Men Xiuli, Wang Haiyan, Li Mi, Cai Hanqing, Xu Shiqin, Zhang Wenjian, Xu Yaping, Ye Liya, Yang Wenying, Wollheim Claes B, Lou Jinning
Institute of Clinical Medical Sciences, China-Japan Friendship Hospital, Beijing 100029, PR China.
Int J Biochem Cell Biol. 2009 Apr;41(4):879-90. doi: 10.1016/j.biocel.2008.08.031. Epub 2008 Sep 2.

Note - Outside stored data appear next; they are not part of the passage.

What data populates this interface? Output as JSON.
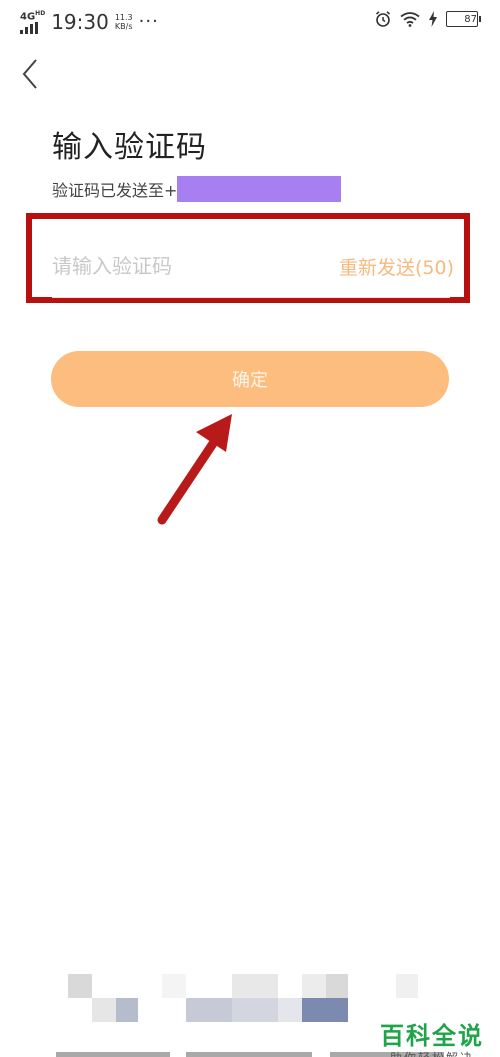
{
  "status_bar": {
    "network": "4G",
    "network_hd": "HD",
    "time": "19:30",
    "speed_value": "11.3",
    "speed_unit": "KB/s",
    "more": "···",
    "battery": "87",
    "battery_level": 0.87,
    "icons": [
      "signal-icon",
      "alarm-icon",
      "wifi-icon",
      "charging-icon",
      "battery-icon"
    ]
  },
  "nav": {
    "back_icon": "chevron-left-icon"
  },
  "title": "输入验证码",
  "subtitle": "验证码已发送至+",
  "code_input": {
    "placeholder": "请输入验证码",
    "value": ""
  },
  "resend_label": "重新发送(50)",
  "confirm_label": "确定",
  "watermark": {
    "main": "百科全说",
    "sub": "助你轻松解决"
  },
  "colors": {
    "accent": "#fdbd7f",
    "resend": "#f6b97e",
    "highlight": "#b80f0f",
    "mask": "#a87ff0",
    "watermark": "#1fa44a"
  }
}
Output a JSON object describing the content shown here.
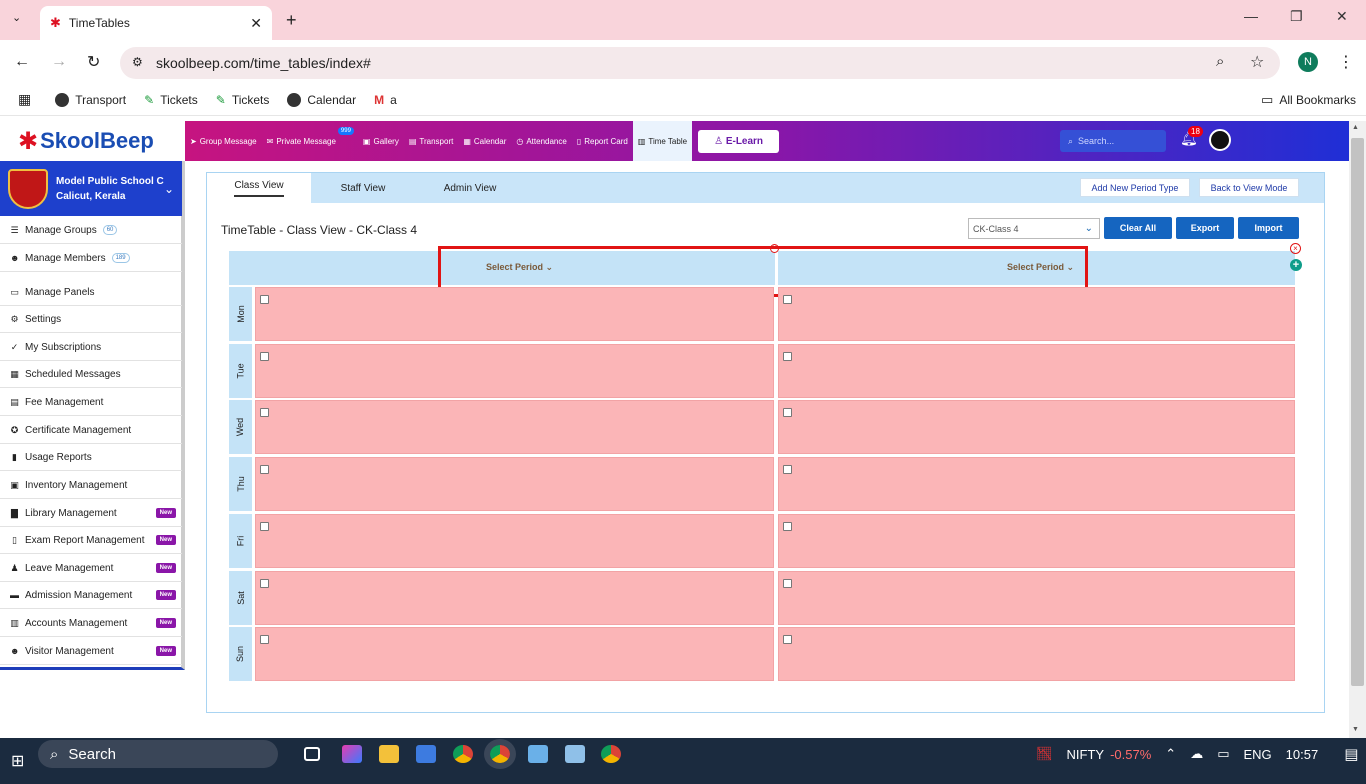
{
  "browser": {
    "tab_title": "TimeTables",
    "url": "skoolbeep.com/time_tables/index#",
    "profile_initial": "N",
    "bookmarks": [
      "Transport",
      "Tickets",
      "Tickets",
      "Calendar",
      "a"
    ],
    "all_bookmarks": "All Bookmarks"
  },
  "app": {
    "logo_text": "SkoolBeep",
    "nav": [
      {
        "label": "Group Message",
        "icon": "send-icon"
      },
      {
        "label": "Private Message",
        "icon": "mail-icon",
        "badge": "999"
      },
      {
        "label": "Gallery",
        "icon": "image-icon"
      },
      {
        "label": "Transport",
        "icon": "bus-icon"
      },
      {
        "label": "Calendar",
        "icon": "calendar-icon"
      },
      {
        "label": "Attendance",
        "icon": "clock-icon"
      },
      {
        "label": "Report Card",
        "icon": "document-icon"
      },
      {
        "label": "Time Table",
        "icon": "timetable-icon"
      }
    ],
    "elearn": "E-Learn",
    "search_placeholder": "Search...",
    "notifications": "18"
  },
  "sidebar": {
    "school_name": "Model Public School C",
    "school_location": "Calicut, Kerala",
    "items": [
      {
        "label": "Manage Groups",
        "count": "60",
        "icon": "list-icon"
      },
      {
        "label": "Manage Members",
        "count": "189",
        "icon": "users-icon"
      },
      {
        "label": "Manage Panels",
        "icon": "monitor-icon"
      },
      {
        "label": "Settings",
        "icon": "gear-icon"
      },
      {
        "label": "My Subscriptions",
        "icon": "check-icon"
      },
      {
        "label": "Scheduled Messages",
        "icon": "calendar-icon"
      },
      {
        "label": "Fee Management",
        "icon": "receipt-icon"
      },
      {
        "label": "Certificate Management",
        "icon": "award-icon"
      },
      {
        "label": "Usage Reports",
        "icon": "bar-chart-icon"
      },
      {
        "label": "Inventory Management",
        "icon": "box-icon"
      },
      {
        "label": "Library Management",
        "new": "New",
        "icon": "book-icon"
      },
      {
        "label": "Exam Report Management",
        "new": "New",
        "icon": "file-icon"
      },
      {
        "label": "Leave Management",
        "new": "New",
        "icon": "person-icon"
      },
      {
        "label": "Admission Management",
        "new": "New",
        "icon": "id-card-icon"
      },
      {
        "label": "Accounts Management",
        "new": "New",
        "icon": "ledger-icon"
      },
      {
        "label": "Visitor Management",
        "new": "New",
        "icon": "users-icon"
      }
    ]
  },
  "main": {
    "tabs": [
      "Class View",
      "Staff View",
      "Admin View"
    ],
    "add_period_type": "Add New Period Type",
    "back_to_view": "Back to View Mode",
    "title": "TimeTable - Class View - CK-Class 4",
    "class_select": "CK-Class 4",
    "clear_all": "Clear All",
    "export": "Export",
    "import": "Import",
    "period_headers": [
      "Select Period",
      "Select Period"
    ],
    "days": [
      "Mon",
      "Tue",
      "Wed",
      "Thu",
      "Fri",
      "Sat",
      "Sun"
    ]
  },
  "taskbar": {
    "search": "Search",
    "ticker": "NIFTY",
    "ticker_change": "-0.57%",
    "lang": "ENG",
    "time": "10:57"
  },
  "colors": {
    "accent_blue": "#1565c0",
    "cell_pink": "#fbb5b7",
    "header_blue": "#c4e3f7",
    "highlight_red": "#e11414",
    "new_badge": "#8a16a8"
  }
}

The pancreatic beta cell dysfunction is critical cycle in the pathogenesis of diabetes. Hyperglycemia is one of factors that induce pancreatic beta cell dysfunction, but the underlying mechanisms have not been well elucidated. In this study, we reported that a mitochondrial fission modulator, Dynamin-related protein 1 (Drp-1), plays an important role in high glucose induced beta cell apoptosis. Drp-1 expressed in islet beta cells was increased drastically under hyperglycemia conditions. Induction of Drp-1 expression significantly promoted high glucose induced apoptosis in Drp-1WT (Drp-1 wild type) inducible beta cell line, but not in Drp-1K38A (a dominant negative mutant of Drp1) inducible beta cell line. We further demonstrated that mitochondrial fission, cytochrome C release, mitochondrial membrane potential decreased, caspase-3 activation and generation of reactive oxygen species were enhanced by induction of Drp-1WT, but prevented by Drp-1K38A in pancreatic beta cells under high glucose condition. These results indicated that Drp-1 mediates high glucose induced pancreatic beta cell apoptosis.
胰腺β细胞功能障碍是糖尿病发病机制中的关键环节。高血糖是诱导胰腺β细胞功能障碍的因素之一,但其潜在机制尚未完全阐明。在本研究中,我们报道了一种线粒体分裂调节剂——动力相关蛋白1(Drp-1),在高糖诱导的β细胞凋亡中起重要作用。在高血糖条件下,胰岛β细胞中Drp-1的表达显著增加。Drp-1表达的诱导显著促进了Drp-1野生型(Drp-1WT)诱导性β细胞系中高糖诱导的凋亡,但在Drp-1K38A(Drp1的显性负性突变体)诱导性β细胞系中则没有。我们进一步证明,在高糖条件下,Drp-1WT的诱导增强了胰腺β细胞中的线粒体分裂、细胞色素C释放、线粒体膜电位降低、caspase-3激活和活性氧的产生,但Drp-1K38A可阻止这些现象。这些结果表明,Drp-1介导了高糖诱导的胰腺β细胞凋亡。